Bosk C L, Frader J E
University of Pennsylvania.
Milbank Q. 1990;68 Suppl 2:257-79.
AIDS, together with other institutional factors, is changing the "shop-floor" culture of house officers and students in urban, academic medical centers. These medical workers complained of powerlessness and exploitation prior to the epidemic, but they felt pride in scoring clinical coups and chagrin in their clinical defeats, characteristic of an adolescent sense of invulnerability.

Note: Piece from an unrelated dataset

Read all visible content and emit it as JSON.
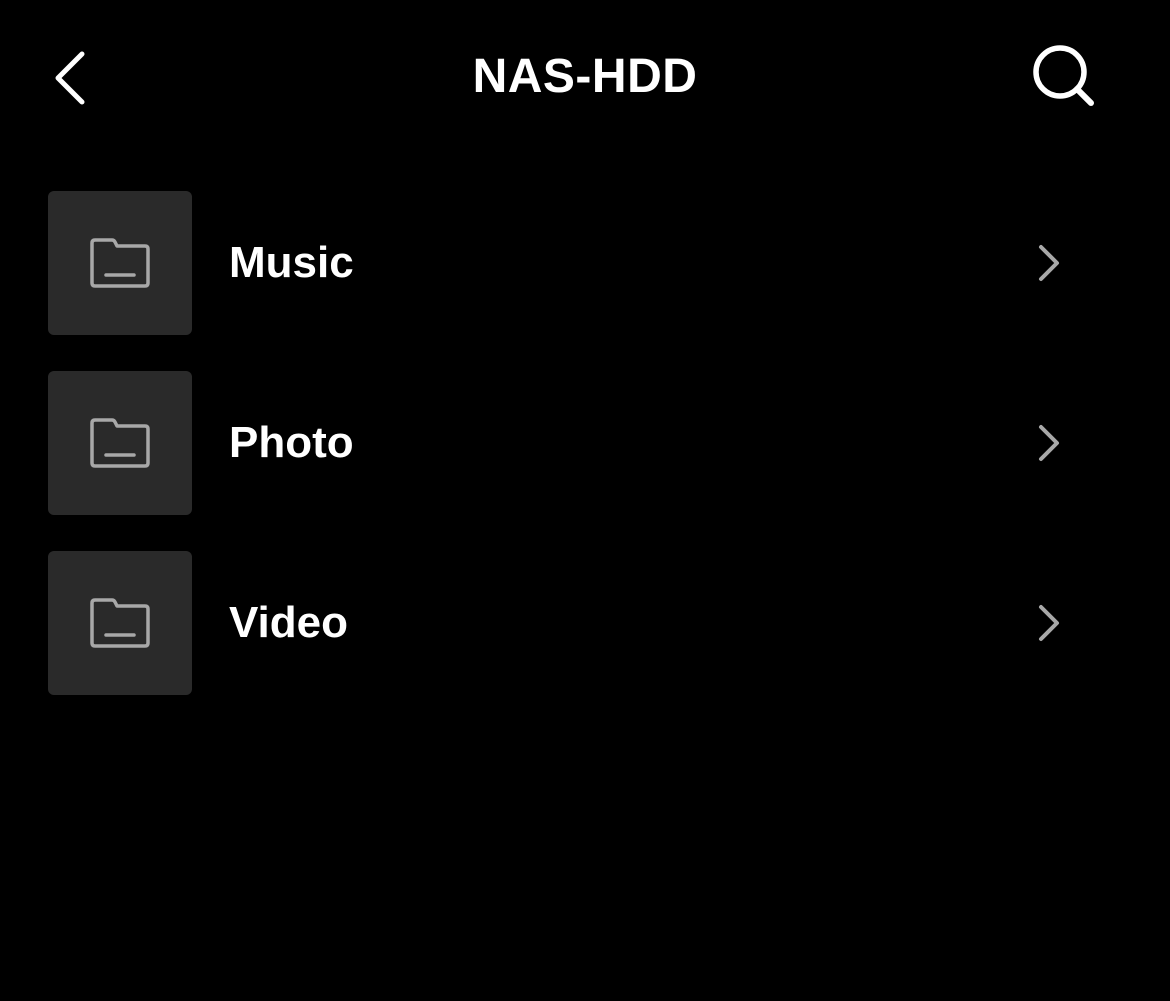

The HIV epidemic, dovetailing with the intensely competitive economic environment in medical settings, subjects house officers to increasingly demanding schedules, heightens their sense of powerlessness, and limits their sense of professional achievement. Fear of contagion, moreover, is erasing their perception of invulnerability.
艾滋病与其他制度因素一起,正在改变城市学术医疗中心住院医生和学生的“工作场所”文化。这些医务工作者在疫情爆发前抱怨自己无力且受到剥削,但他们为在临床中取得成功而感到自豪,为临床失败而懊恼,这是青少年那种无所不能感的特征。艾滋病疫情与医疗环境中竞争激烈的经济环境相契合,使住院医生面临越来越苛刻的日程安排,加剧了他们的无力感,并限制了他们的职业成就感。此外,对传染的恐惧正在消除他们的无所不能感。